Полковник смутился, засуетился и в допросах перебулгатил всю дворню. Все подозрения были на пастуха.
Десять ражих стражников нагрянули к стариковой хате. Уезжая, увозили шомполку и зипун без Пуговиц. В кармане пристава был протокол: «Преступление налицо, но преступник неожиданно скончался и похоронен односельчанами», — гласило в конце протокола.
Дикой в избе не жил — одному было страшно, и пошел он ночевать к тетке.
На чужих полатях не шел сон. Всю ночь ворочался и тосковал; горела грудь, к утру стал бредить.
— Плохо с парнем-то. Уж не горячка ли. Всех перезаразит, — металась тетка.
Деть Ваську было некуда. Тогда тетка стащила его с полатей, настелила в углу у порога, где телят зимой держат, соломы, положила на нее, накрыла дерюгой и успокоилась, решив, что с пола хворь не так шибко перекинется.

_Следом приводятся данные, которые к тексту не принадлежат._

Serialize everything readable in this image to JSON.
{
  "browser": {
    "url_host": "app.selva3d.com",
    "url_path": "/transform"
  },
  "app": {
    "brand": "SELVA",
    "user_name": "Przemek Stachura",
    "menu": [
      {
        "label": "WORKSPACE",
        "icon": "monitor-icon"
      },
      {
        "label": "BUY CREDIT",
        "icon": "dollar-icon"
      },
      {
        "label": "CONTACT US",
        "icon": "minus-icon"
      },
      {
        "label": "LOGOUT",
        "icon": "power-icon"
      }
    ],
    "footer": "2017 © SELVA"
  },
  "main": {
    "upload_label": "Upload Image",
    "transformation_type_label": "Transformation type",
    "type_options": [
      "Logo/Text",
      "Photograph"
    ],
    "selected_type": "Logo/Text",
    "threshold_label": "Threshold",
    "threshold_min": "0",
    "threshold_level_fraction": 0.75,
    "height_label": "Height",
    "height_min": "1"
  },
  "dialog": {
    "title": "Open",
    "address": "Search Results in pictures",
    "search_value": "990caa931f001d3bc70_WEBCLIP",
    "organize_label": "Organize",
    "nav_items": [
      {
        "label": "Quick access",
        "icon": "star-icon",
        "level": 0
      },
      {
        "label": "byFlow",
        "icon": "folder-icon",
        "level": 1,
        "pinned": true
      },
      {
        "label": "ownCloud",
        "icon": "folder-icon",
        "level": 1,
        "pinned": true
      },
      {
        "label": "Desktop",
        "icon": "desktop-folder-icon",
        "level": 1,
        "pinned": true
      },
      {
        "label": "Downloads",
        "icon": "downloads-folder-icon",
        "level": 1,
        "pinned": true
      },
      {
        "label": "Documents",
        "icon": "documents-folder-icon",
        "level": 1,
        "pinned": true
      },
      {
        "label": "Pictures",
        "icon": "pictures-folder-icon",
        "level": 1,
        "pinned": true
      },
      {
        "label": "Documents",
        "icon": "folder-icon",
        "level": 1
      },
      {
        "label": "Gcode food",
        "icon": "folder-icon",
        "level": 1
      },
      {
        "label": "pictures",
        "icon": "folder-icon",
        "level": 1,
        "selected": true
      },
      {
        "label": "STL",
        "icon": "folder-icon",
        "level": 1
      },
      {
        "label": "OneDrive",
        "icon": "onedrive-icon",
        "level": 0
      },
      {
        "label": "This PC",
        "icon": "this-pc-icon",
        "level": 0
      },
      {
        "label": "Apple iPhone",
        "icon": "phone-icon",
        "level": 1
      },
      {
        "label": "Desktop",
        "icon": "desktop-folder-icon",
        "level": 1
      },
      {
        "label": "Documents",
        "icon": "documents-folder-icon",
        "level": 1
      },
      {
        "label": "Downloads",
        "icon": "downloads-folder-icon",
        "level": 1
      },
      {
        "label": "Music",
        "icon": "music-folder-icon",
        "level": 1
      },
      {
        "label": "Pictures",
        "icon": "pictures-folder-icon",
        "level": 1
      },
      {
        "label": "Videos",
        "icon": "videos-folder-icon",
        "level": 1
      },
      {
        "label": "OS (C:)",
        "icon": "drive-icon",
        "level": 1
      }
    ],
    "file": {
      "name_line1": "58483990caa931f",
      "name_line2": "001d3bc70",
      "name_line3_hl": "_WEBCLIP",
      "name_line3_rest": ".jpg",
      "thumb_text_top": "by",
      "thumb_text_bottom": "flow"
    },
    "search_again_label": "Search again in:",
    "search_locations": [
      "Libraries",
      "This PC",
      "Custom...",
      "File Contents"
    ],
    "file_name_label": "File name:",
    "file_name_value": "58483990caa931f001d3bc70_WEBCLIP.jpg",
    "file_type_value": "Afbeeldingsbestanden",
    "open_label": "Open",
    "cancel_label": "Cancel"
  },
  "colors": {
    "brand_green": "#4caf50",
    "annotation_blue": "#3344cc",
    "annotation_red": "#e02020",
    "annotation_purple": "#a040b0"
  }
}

Дикой метался, бормотал несвязное: — горят… горят… ржи, — орал он и вдруг вскакивал на колени. Потом брякался обратно и ворчал что-то о самопряхе. Снова орал и бился.
— От, бешеный-то, пра, дикой, и в кого уродился, — причитала тетка.
Приходила мать, кланялась в ноги и упрашивала родных не выкидывать сына, пока оправится. На куски, на копеечки пряничков синих слюнявых приносила и натаскивала тряпья прикрыть сына.